Entrusted hitherto with bit parts, "soccer hardman"-turned-actor Vinnie Jones finally completes his transfer to stardom with a lead role. The Mean Machine remakes an old Burt Reynolds prison movie with Jones starring as a former England football captain (he wishes!) disgraced in a match-fixing scandal and now doing time for corruption. Directed by first-timer Barry Skolnick, it's all about Jones's fronting up to violent cons, sadistic screws and a governor (David Hemmings) who's blackmailed him to rig a guards versus prisoners football match. Will Jones throw the game and thus save his skin, or will he recover his integrity and lead the lags to a famous victory? Take a wild guess. Jones isn't bad but the script is a mouldy ragbag of prison clichés and puerile jokes, while the picture itself looks horribly cheap and badly lit.

The title character of Lovely Rita is not the "meter maid" of Lennon-McCartney fame but a German schoolgirl (Barbara Osika) alienated both at home and at school. Sulky, reticent, with a look of infinite boredom in her eyes, Rita doesn't care for anyone's approval, least of all her parents', who lock her in a store cupboard when she misbehaves. Two dalliances, one with a younger boy, the other with an older man, only create more trouble. Jessica Hausner directs with a sort of grave neutrality, and draws a strange, broodingly passive performance from Barbara Osika, who pads around the movie with the air of a caged animal. Not an uplifting experience, but quite an absorbing one.

From Iran comes The Day I Became A Woman a triptych of stories on the theme of women's narrow lot, written by Mohsen Makhmalbaf and directed by his wife, Marziyeh Meskini.
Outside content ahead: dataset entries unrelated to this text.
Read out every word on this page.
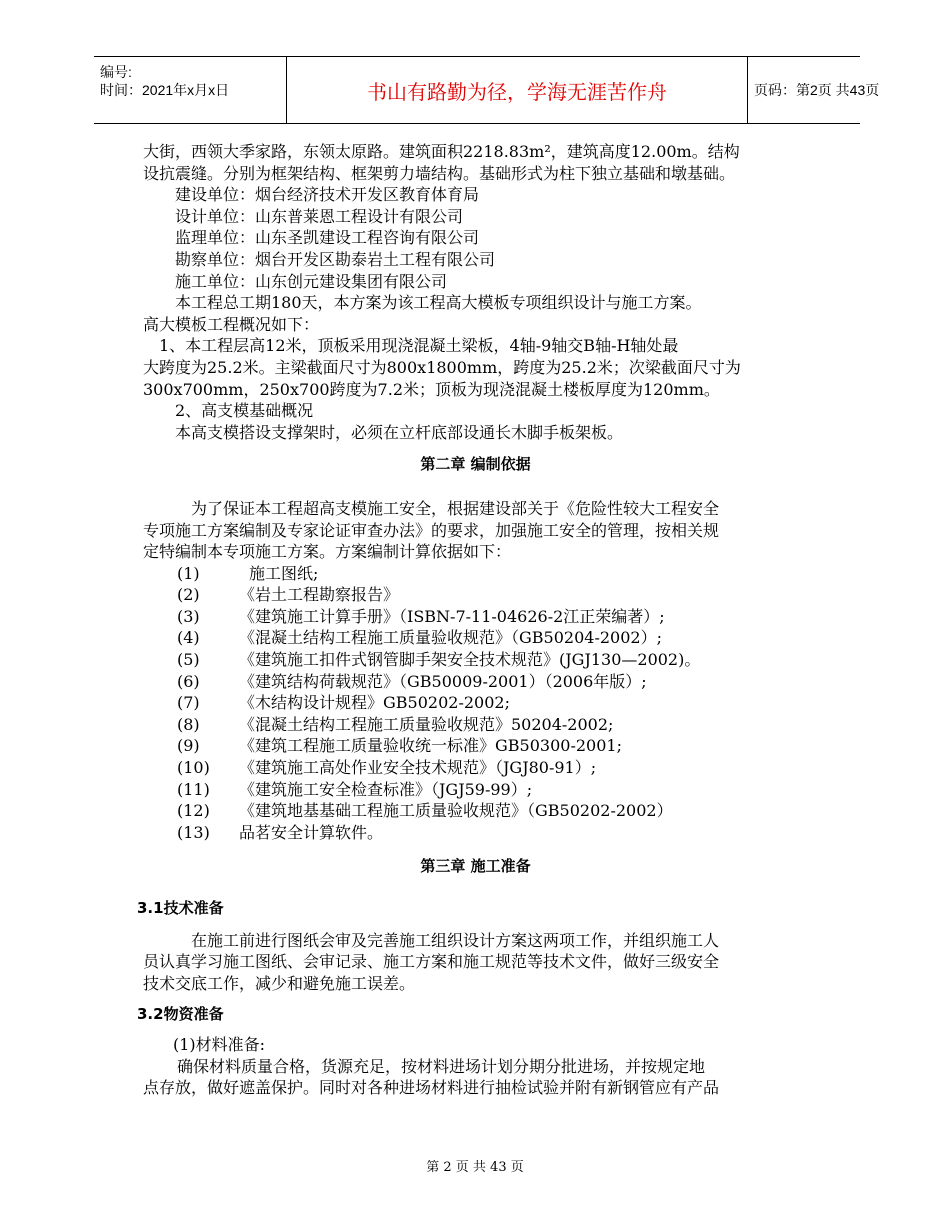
编号:
时间：2021年x月x日	书山有路勤为径，学海无涯苦作舟	页码：第2页 共43页

大街，西领大季家路，东领太原路。建筑面积2218.83m²，建筑高度12.00m。结构
设抗震缝。分别为框架结构、框架剪力墙结构。基础形式为柱下独立基础和墩基础。

建设单位：烟台经济技术开发区教育体育局
设计单位：山东普莱恩工程设计有限公司
监理单位：山东圣凯建设工程咨询有限公司
勘察单位：烟台开发区勘泰岩土工程有限公司
施工单位：山东创元建设集团有限公司

本工程总工期180天，本方案为该工程高大模板专项组织设计与施工方案。
高大模板工程概况如下：

1、本工程层高12米，顶板采用现浇混凝土梁板，4轴-9轴交B轴-H轴处最
大跨度为25.2米。主梁截面尺寸为800x1800mm，跨度为25.2米；次梁截面尺寸为
300x700mm，250x700跨度为7.2米；顶板为现浇混凝土楼板厚度为120mm。

2、高支模基础概况
本高支模搭设支撑架时，必须在立杆底部设通长木脚手板架板。

第二章 编制依据

为了保证本工程超高支模施工安全，根据建设部关于《危险性较大工程安全
专项施工方案编制及专家论证审查办法》的要求，加强施工安全的管理，按相关规
定特编制本专项施工方案。方案编制计算依据如下：

(1)	施工图纸;
(2)	《岩土工程勘察报告》
(3)	《建筑施工计算手册》（ISBN-7-11-04626-2江正荣编著）;
(4)	《混凝土结构工程施工质量验收规范》（GB50204-2002）;
(5)	《建筑施工扣件式钢管脚手架安全技术规范》(JGJ130—2002)。
(6)	《建筑结构荷载规范》（GB50009-2001）（2006年版）;
(7)	《木结构设计规程》GB50202-2002;
(8)	《混凝土结构工程施工质量验收规范》50204-2002;
(9)	《建筑工程施工质量验收统一标准》GB50300-2001;
(10)	《建筑施工高处作业安全技术规范》（JGJ80-91）;
(11)	《建筑施工安全检查标准》（JGJ59-99）;
(12)	《建筑地基基础工程施工质量验收规范》（GB50202-2002）
(13)	品茗安全计算软件。
第三章 施工准备
3.1技术准备

在施工前进行图纸会审及完善施工组织设计方案这两项工作，并组织施工人
员认真学习施工图纸、会审记录、施工方案和施工规范等技术文件，做好三级安全
技术交底工作，减少和避免施工误差。

3.2物资准备

(1)材料准备:
确保材料质量合格，货源充足，按材料进场计划分期分批进场，并按规定地
点存放，做好遮盖保护。同时对各种进场材料进行抽检试验并附有新钢管应有产品

第 2 页 共 43 页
The first and most distressing of the trio concerns a young girl named Hava and her last day of play; when she turns nine her mother insists that she must remain indoors, but her grandmother, recalling that Hava was born at midday, allows her to enjoy the few hours of freedom that remain. The second episode, about family disapproval and bicycle racing, and the third, an old woman's wish-fulfilment, continue the motif of female independence in the face of ancient and repressive traditions. A sombre glimpse into a near-medieval mindset.